Yaakov Hibbert Presents… Silence is Golden, Duct Tape is Silver

The night there was no news! Sunday 18th April 1930 the ten o’clock news on BBC Radio did something unprecedented. Big Ben chimed. “Good evening it’s ten o’clock” started the news presenter, “This is BBC news. Tonight we have no news to report”. Promptly they broadcast a piece of piano music, then the wireless fell completely silent. No news is good news!

The Vilna Gaon [1720-1797] famously said that for every moment a person ‘muzzles his mouth’ – when he has the urge to blurt something out – he merits reward of the ‘hidden light’ that even the angels have no appreciation of. I’m sure that the Gaon was not referring to the BBC in the 1930’s ‘no-news-night-broadcast’, although in today’s age of constant babble of news it would be deserving of phenomenal reward if the BBC could possibly report no news rather than make news.

Reward for keeping one’s mouth shut is seen in this week’s Parshah. The Medresh relates how Yaakov would send presents to Rochel during the seven years he was working for Lavan in order to marry Rochel. But Lavan intercepted these presents and gave them to Leah. Not only did Rochel remain silent she in fact helped Leah marry her husband Yaakov by passing over the ‘signs’ that she had agreed with Yaakov to avoid Lavan switching Rochel for Leah.

Years later, we find that when Reuvain the son of Leah brings home the duda’im, childless Rochel asks her sister Leah for the duda’im which were reputed to induce fertility – something which Rochel very much needed.

Leah answers her request as follows: “is it not enough that you take my husband (Yaakov lived mainly in the tent of Rochel) that you also want to take the duda’im of my son?”.

Astounding words! She only was married to Yaakov because of her sisters’ selfless act of kindness and yet she has the audacity to talk to Rochel like this? How did Rochel respond? She didn’t! She took a ‘shtum pill’ as we say in our house – she kept ‘shtum’ and kept silent. [And I don’t mean she gave her the ‘silent treatment’]

This character trait of keeping quiet, concludes the Medresh is what caused Rochel to merit to have the extra tribes born to Yosef – Menasheh and Efrayim. Another Medresh says that the silence which she displayed by letting her sister marry Yaakov was the merit that was conjured up in order to finally allow Rochel to bear children after years of being barren.

Many point out that the Torah tells us to throw all ‘treif’ meat to the dogs. This is a reward to the dogs who didn’t bark on the night we left Egypt. However we don’t find that the frogs are rewarded for jumping into the ovens during the plague of frogs?! It must therefore be that it is harder to keep one’s mouth shut then it is to jump into a fire!

There are many idioms in the words of the Rabbi’s which extol the virtue of silence. The Talmud says, “a word is worth a sela coin; silence is worth two”. The Mishnah tells us that “a fence for wisdom is silence” on which one commentator comments “Intelligent people know what they speak, fools speak what they know”.

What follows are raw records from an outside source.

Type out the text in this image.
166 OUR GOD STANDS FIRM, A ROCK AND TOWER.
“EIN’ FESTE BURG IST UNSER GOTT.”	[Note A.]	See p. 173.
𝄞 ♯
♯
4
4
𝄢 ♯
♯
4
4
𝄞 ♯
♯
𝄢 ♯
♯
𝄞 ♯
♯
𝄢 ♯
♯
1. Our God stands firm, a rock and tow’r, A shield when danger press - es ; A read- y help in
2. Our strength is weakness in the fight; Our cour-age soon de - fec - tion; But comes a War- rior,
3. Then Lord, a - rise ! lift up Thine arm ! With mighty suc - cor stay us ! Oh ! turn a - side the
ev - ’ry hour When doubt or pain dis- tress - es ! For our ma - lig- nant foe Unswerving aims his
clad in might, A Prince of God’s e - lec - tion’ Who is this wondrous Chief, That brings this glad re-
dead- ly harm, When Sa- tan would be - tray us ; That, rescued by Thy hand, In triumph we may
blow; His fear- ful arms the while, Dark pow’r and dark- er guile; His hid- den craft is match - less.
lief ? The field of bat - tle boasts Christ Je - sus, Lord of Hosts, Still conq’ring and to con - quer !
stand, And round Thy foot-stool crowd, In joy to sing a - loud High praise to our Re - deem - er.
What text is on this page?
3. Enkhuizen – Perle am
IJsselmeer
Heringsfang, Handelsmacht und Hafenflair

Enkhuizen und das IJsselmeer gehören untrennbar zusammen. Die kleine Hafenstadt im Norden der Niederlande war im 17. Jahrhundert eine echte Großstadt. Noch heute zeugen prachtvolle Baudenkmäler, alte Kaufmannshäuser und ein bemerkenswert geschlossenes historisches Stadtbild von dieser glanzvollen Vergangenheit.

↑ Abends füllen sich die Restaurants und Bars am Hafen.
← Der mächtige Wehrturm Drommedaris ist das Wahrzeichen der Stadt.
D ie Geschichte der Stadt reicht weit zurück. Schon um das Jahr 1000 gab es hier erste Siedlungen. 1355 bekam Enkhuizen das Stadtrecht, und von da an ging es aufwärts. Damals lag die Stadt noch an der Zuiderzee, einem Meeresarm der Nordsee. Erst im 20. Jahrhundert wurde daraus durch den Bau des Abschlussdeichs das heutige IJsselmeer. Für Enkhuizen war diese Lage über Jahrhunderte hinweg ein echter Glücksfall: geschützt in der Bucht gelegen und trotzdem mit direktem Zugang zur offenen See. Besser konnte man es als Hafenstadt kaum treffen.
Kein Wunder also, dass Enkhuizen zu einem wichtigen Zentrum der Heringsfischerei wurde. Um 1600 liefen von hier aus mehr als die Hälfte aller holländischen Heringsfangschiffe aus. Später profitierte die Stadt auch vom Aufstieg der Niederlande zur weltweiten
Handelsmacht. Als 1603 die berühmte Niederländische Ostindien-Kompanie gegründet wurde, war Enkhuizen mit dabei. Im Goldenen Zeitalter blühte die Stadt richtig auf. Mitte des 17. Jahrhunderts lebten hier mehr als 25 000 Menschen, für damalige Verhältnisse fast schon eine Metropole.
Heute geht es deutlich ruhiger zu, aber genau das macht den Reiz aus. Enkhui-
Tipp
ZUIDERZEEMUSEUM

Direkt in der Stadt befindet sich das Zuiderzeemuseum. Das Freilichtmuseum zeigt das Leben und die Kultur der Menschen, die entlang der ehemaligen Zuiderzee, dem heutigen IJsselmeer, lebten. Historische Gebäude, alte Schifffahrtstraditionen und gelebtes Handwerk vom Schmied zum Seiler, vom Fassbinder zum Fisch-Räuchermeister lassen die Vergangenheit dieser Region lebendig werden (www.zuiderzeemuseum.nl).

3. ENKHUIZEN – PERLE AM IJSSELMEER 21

Someone who is capable of being silent and in control of what he says is then able – when he does speak up – to be heard as the sensible voice that matters. Indeed the Medresh relates that it is our Matriarch Rochel – the one who held back her voice for many years in deference to her sister’s honour – that Hashem must tell to stop crying for our bitter exile to end. Rochel through her silence gains the power to have words that have the power to bring about major results – the end of the exile, may it come about speedily in our days.

Let’s finish with the profound words of Irving Bunim on the importance of silence, “In the distracting din of ceaseless chatter, the “thin silent voice” of Divinity is often drowned out. Unlike other organs of the body, the tongue needs little exercise!